Cinéma : avant-première du film « Parcours » de Saïd Bongo

 Cinéma : avant-première du film « Parcours » de Saïd Bongo

Le film « Parcours », une œuvre cinématographique signée Saïd Bongo et qui vient coller au plus près de l’actualité, sera lancé officiellement ce 11 et 12 mars.

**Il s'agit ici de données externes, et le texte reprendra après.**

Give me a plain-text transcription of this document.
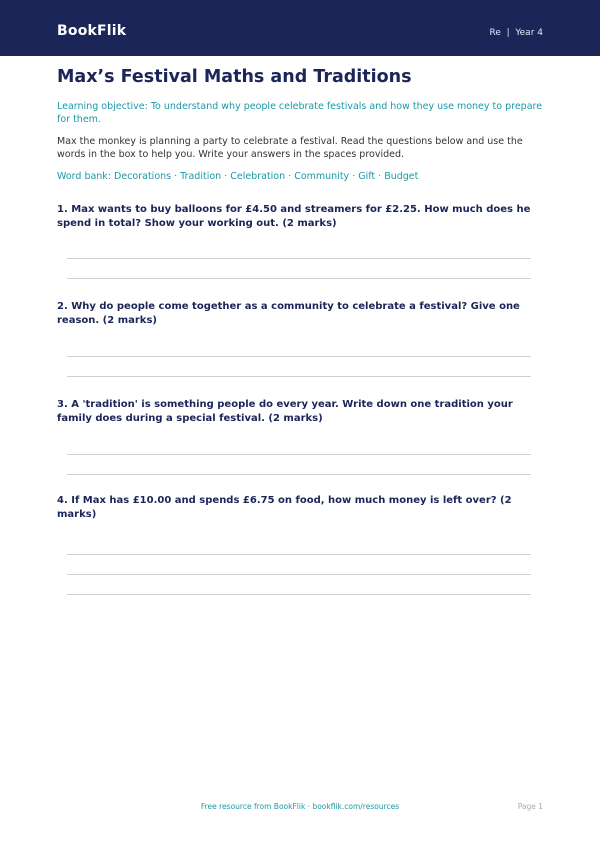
BookFlik	Re  |  Year 4
Max’s Festival Maths and Traditions
Learning objective: To understand why people celebrate festivals and how they use money to prepare for them.
Max the monkey is planning a party to celebrate a festival. Read the questions below and use the words in the box to help you. Write your answers in the spaces provided.
Word bank: Decorations · Tradition · Celebration · Community · Gift · Budget
1. Max wants to buy balloons for £4.50 and streamers for £2.25. How much does he spend in total? Show your working out. (2 marks)
2. Why do people come together as a community to celebrate a festival? Give one reason. (2 marks)
3. A 'tradition' is something people do every year. Write down one tradition your family does during a special festival. (2 marks)
4. If Max has £10.00 and spends £6.75 on food, how much money is left over? (2 marks)
Free resource from BookFlik · bookflik.com/resources	Page 1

C’est un étrange « Parcours » qu’effectue le dernier film du réalisateur Saïd Bongo dont l’avant-première est programmée ce vendredi 11 mars au Cinéma Canal Olympia Mpita.  Etrange parce que ce long métrage aura connu un vrai retard à l’allumage avec une sortie officielle espérée en novembre 2020 mais reportée aux calandres grecques après avoir été frappée de plein fouet par la crise sanitaire. Etrange encore parce que l’œuvre cinématographique tombe finalement à point nommé pour épouser en ce début de mars la triste actualité d’un conflit armé dans lequel s’opposent la Russie et l’Ukraine, conflit qui perturbe les quatre coins du monde.  Car, comme à Soumy ou Marioupol en Ukraine, « Parcours » emprunte les couloirs humanitaires en zone de guerre.  « Je tiens fermement à rappeler, à travers ce film, l’importance de mettre en place des couloirs humanitaires dans de zones dévastées par des conflits armés. La détermination de réussir ce projet a poussé mon équipe et moi-même à nous rapprocher des médecins et des agents de forces de l’ordre pour avoir leur approche sur la situation afin d’améliorer et de garantir la crédibilité du scénario », précise Saïd Bongo. Pour ce faire, le réalisateur a du reste bénéficié de l’autorisation de la direction générale de la police congolaise et de son assistance logistique pour faciliter le tournage.

Ce long métrage de 66 mn met en scène une mère et sa fille, Bayi, risquant tour à tour leur vie dans le district de Djoueké tombé entre les mains des rebelles pour mettre la main sur des poches de sang indispensable à leur survie. Côté distribution, on retrouve dans les rôles principaux Doria Lembe, Jehf Biyeri, Laure Bandoki, Harvin Isma, Lionel Mabiala, Rolf Nguié. « J’ai réalisé ce film dans le but de montrer au monde le calvaire que vivent des hommes, des femmes et des enfants dans certaines parties de la terre, notamment en période de guerre. Dire qu’avec un peu d’amour, de courage sans oublier le sens du sacrifice, on peut non seulement déplacer des montagnes, mais aussi sauver des vies », ajoute Saïd Bongo qui n’en est pas à son premier coup d’essai dans le domaine du septième art au Congo. Pour mémoire, on citera  «  Les caprices du destin » ou encore « La pierre précieuse » sorti en 2016.  Joli parcours pour ce réalisateur qui aura fait ses armes à DRTV, avant de fonder son label Le Club des cinéastes. Il a opéré également en tant qu’assistant réalisateur avant de signer quelques courts métrages. Saïd Bongo a aussi participé à l’aventure Africa News.